One aspect that I did not fully appreciate with the first EP that I now notice on shades of light is the group's incredible song writing. Bass and vocal percussionist Daniel Barke arranged all of the songs for the album, but four out of the five members also wrote the lyrics to at least one of the songs on this album. In total, all but three of the thirteen tracks are original numbers, which is not very common in the a cappella sphere today. Moreover, all of the lyrics are just incredible — from the uplifting and positive in This Is My Day to the emotional and heart-tugging Tears, each song gives me something that I can connect to. Combined with Barke's arrangement, the words jump off the page in the liner notes and I feel as if I am making a personal connection with that songwriter for that track. Even the somewhat ironic lyrics of Music Ain't My Thing makes me wonder how my life could be different if not for the decisions that I've made — even if the decisions were ones that made the most sense at the time. That being said, music seems to be very much Diana's Labrenz's thing, so please don't stop sharing that incredible talent.
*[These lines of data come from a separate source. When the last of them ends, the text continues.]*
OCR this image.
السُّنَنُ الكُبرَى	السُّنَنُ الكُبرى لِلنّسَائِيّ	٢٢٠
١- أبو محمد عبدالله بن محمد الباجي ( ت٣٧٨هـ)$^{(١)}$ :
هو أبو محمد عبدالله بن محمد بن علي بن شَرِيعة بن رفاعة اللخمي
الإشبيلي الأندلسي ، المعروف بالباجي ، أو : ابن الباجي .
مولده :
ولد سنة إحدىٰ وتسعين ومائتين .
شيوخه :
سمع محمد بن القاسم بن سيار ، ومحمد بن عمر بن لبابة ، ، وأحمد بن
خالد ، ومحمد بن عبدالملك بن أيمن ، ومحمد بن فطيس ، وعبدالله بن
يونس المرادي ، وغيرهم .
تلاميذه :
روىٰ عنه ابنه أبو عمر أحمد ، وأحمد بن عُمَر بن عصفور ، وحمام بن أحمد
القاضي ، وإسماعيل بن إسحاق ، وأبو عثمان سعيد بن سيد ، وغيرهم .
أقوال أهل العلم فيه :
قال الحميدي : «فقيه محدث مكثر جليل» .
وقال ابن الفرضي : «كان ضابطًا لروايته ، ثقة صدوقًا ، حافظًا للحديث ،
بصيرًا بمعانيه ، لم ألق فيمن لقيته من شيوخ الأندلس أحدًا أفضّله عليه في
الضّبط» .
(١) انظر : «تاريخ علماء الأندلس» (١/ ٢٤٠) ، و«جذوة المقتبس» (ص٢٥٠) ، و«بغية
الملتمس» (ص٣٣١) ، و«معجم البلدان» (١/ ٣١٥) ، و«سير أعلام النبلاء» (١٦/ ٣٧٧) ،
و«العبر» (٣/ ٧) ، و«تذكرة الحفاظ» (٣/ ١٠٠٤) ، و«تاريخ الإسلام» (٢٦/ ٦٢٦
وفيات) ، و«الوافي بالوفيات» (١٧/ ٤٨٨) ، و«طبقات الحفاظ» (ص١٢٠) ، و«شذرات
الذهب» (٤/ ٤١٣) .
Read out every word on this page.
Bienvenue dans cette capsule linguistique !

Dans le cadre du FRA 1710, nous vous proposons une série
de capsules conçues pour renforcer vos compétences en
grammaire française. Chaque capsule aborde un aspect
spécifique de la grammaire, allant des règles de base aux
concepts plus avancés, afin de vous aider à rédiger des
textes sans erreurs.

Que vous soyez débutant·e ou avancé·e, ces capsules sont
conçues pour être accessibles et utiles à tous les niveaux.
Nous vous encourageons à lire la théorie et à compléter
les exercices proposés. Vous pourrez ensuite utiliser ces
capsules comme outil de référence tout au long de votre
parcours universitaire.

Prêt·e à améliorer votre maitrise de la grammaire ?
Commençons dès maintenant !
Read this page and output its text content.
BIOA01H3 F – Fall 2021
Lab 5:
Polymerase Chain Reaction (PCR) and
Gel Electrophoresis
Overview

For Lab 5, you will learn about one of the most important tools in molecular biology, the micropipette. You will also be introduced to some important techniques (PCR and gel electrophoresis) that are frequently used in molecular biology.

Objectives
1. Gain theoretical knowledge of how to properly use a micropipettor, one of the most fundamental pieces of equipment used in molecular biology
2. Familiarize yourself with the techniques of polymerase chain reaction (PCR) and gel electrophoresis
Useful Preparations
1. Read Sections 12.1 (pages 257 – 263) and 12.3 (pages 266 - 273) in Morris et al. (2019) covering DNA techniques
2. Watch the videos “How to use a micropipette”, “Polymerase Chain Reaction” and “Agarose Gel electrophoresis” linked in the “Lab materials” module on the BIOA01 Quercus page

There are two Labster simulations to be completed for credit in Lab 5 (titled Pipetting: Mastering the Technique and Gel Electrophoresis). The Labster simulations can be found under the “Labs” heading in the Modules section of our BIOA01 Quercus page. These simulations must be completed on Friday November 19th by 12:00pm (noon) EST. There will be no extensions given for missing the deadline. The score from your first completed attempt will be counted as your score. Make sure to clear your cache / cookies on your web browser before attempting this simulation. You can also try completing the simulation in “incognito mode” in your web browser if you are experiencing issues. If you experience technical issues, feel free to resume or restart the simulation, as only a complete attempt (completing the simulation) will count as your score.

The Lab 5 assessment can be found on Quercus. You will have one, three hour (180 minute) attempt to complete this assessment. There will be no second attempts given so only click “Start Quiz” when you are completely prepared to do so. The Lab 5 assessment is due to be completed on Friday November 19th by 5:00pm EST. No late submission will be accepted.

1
With all of these incredible original songs on the album, this is not a release that I would recommend playing for your first listen when you are cleaning your apartment or hosting a dinner party. Rather, really take the time to sit down and listen to the lyrics being sung and see how many personal connections you can make with the lyrics and with the members of VOXID themselves. You'll fall in love with the album that much more — I know I did.